Texte intégral
COUR D'APPEL D'AIX-EN-PROVENCE
Chambre 1-9
ARRÊT AU FOND
DU 14 SEPTEMBRE 2023
N° 2023/ 544
Rôle N° RG 22/15706 N° Portalis DBVB-V-B7G-BKMKJ
[V] [E] épouse [J]
[R] [J]
[X] [J]
C/
Etablissement CREDIT AGRICOLE ALPES PROVENCE (CAP) ROVENCE
TRESOR PUBLIC SIP [Localité 14]
S.A.S. EOS FRANCE
Copie exécutoire délivrée
le :
à :
Me Julien SELLI
Me Laurent LAILLET
Me Caroline PAYEN
Décision déférée à la Cour :
Jugement du Juge de l'exécution d'AIX EN PROVENCE en date du 17 Octobre 2022 enregistré au répertoire général sous le n° 21/03945.
APPELANTS
Madame [V] [E] épouse [J]
née le [Date naissance 6] 1977 à [Localité 15]
de nationalité Française,
demeurant [Adresse 4]
Monsieur [R] [J]
né le [Date naissance 8] 1977 à [Localité 15]
de nationalité Française,
demeurant [Adresse 4]
Monsieur [X] [J]
né le [Date naissance 2] 1979 à [Localité 15]
de nationalité Française,
demeurant [Adresse 10]
Tous représentés par Me Julien SELLI de l'AARPI JULIEN SELLI & JOHANNA VINE, avocat au barreau d'AIX-EN-PROVENCE,
assistés de Me Michel BEL, avocat au barreau de LYON
INTIMES
Le CRÉDIT AGRICOLE ALPES PROVENCE (CAP) ,
pris en la personne de son représentant légal domicilié en cette qualité au siège social [Adresse 5]
représentée et plaidant par Me Laurent LAILLET de la SELARL CARLINI & ASSOCIES, avocat au barreau d'AIX-EN-PROVENCE, substitué par Me Alice ARCHENOUL, avocat au barreau de MARSEILLE
Le TRÉSOR PUBLIC SIP [Localité 14]
pris en la personne de son représentant légal domicilié en cette qualité au siège [Adresse 9]
assigné à jour fixe le 13/12/22 à personne habilitée
défaillant
Le Fonds Commun de Titrisation FONCRED V,
représenté par la société FRANCE TITRISATION, Société par Actions Simplifiée, immatriculée au RCS de PARIS sous le n° 353 053 531, ayant son siège social [Adresse 1], et représenté par la SAS EOS FRANCE, immatriculée au RCS de PARIS sous le n°488 825 217, ayant son siège social [Adresse 11], agissant poursuites et diligences en la personne de ses représentants légaux domiciliés en cette qualité audit siège, agissant, en vertu d'une lettre de désignation en date du 17 janvier 2022 en qualité de représentant-recouvreur du Fonds Commun de Titrisation FONCRED V
venant aux droits de la SOCIETE GENERALE, Société Anonyme immatriculée au RCS de PARIS sous le n°552 120 222, ayant son social sis [Adresse 7], suivant acte de cession de créances en date du 3 août 2022 '
société générale a été assignée à jour fixe le 09/12/22 à personne habilitée,
représentée et assistée par Me Caroline PAYEN de la SCP DRUJON D'ASTROS & ASSOCIES, avocat au barreau d'AIX-EN-PROVENCE
*-*-*-*-*
COMPOSITION DE LA COUR
L'affaire a été débattue le 24 Mai 2023 en audience publique. Conformément à l'article 804 du code de procédure civile, Madame Pascale POCHIC, Conseiller, a fait un rapport oral de l'affaire à l'audience avant les plaidoiries.

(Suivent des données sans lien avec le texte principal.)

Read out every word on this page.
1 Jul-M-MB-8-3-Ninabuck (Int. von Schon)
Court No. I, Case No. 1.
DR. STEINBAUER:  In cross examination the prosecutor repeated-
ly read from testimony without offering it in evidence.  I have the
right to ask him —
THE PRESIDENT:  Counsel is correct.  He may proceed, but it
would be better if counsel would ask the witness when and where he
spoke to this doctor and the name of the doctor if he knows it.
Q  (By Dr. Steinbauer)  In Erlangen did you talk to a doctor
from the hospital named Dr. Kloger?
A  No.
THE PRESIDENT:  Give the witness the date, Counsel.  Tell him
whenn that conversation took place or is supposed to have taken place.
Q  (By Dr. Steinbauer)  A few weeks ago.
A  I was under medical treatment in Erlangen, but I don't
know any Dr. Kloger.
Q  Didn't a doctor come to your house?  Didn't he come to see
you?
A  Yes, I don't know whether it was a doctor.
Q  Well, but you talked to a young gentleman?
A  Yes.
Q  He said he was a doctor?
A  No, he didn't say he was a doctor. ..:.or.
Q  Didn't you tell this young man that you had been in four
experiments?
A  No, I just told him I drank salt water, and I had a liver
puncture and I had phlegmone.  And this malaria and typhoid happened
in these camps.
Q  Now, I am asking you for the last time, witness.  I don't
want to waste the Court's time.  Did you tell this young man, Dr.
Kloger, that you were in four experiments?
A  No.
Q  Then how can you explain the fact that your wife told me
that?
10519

La Cour était composée de :
Madame Evelyne THOMASSIN, Président
Madame Pascale POCHIC, Conseiller
Monsieur Ambroise CATTEAU, Conseiller
qui en ont délibéré.
Greffier lors des débats : Madame Josiane BOMEA.
Les parties ont été avisées que le prononcé de la décision aurait lieu par mise à disposition au greffe le 14 Septembre 2023.
ARRÊT
Réputé Contradictoire,
Prononcé par mise à disposition au greffe le 14 Septembre 2023,
Signé par Madame Evelyne THOMASSIN, Président et Madame Josiane BOMEA, greffier auquel la minute de la décision a été remise par le magistrat signataire.
***
FAITS, PROCÉDURE ET PRÉTENTIONS DES PARTIES
Selon acte reçu le 5 août 2005 dressé par maître [W] [K], notaire à [Localité 12], la Caisse Régionale de Crédit Agricole Mutuel Alpes Provence (ci-après la CRCAM) a consenti à Mme [V] [E], son époux M. [R] [J] et le frère de celui-ci, M.[C] [J], trois prêts destinés au financement de l'acquisition d'une maison d'habitation, à savoir :
- un prêt MTA PTH n° C001QJ014PR d'un montant en principal de 102 750 euros remboursable en 360 échéances mensuelles de 487,00 euros au taux contractuel fixe de 3,94% l'an,
- un prêt MTA PTH n°C001QJ024PR d'un montant en principal de 102 750 euros remboursable en 360 échéances mensuelles de 487,39 euros au taux contractuel révisable de 3,43% l'an,
- un prêt MTA PTH n° C001Q3012PR d'un montant en principal de 23 000 euros remboursable en 300 échéances mensuelles de 119,63 euros au taux contractuel fixe de 3,86% l'an.
Les prêts sont garantis par une inscription de privilège de prêteur de deniers sur le bien financé.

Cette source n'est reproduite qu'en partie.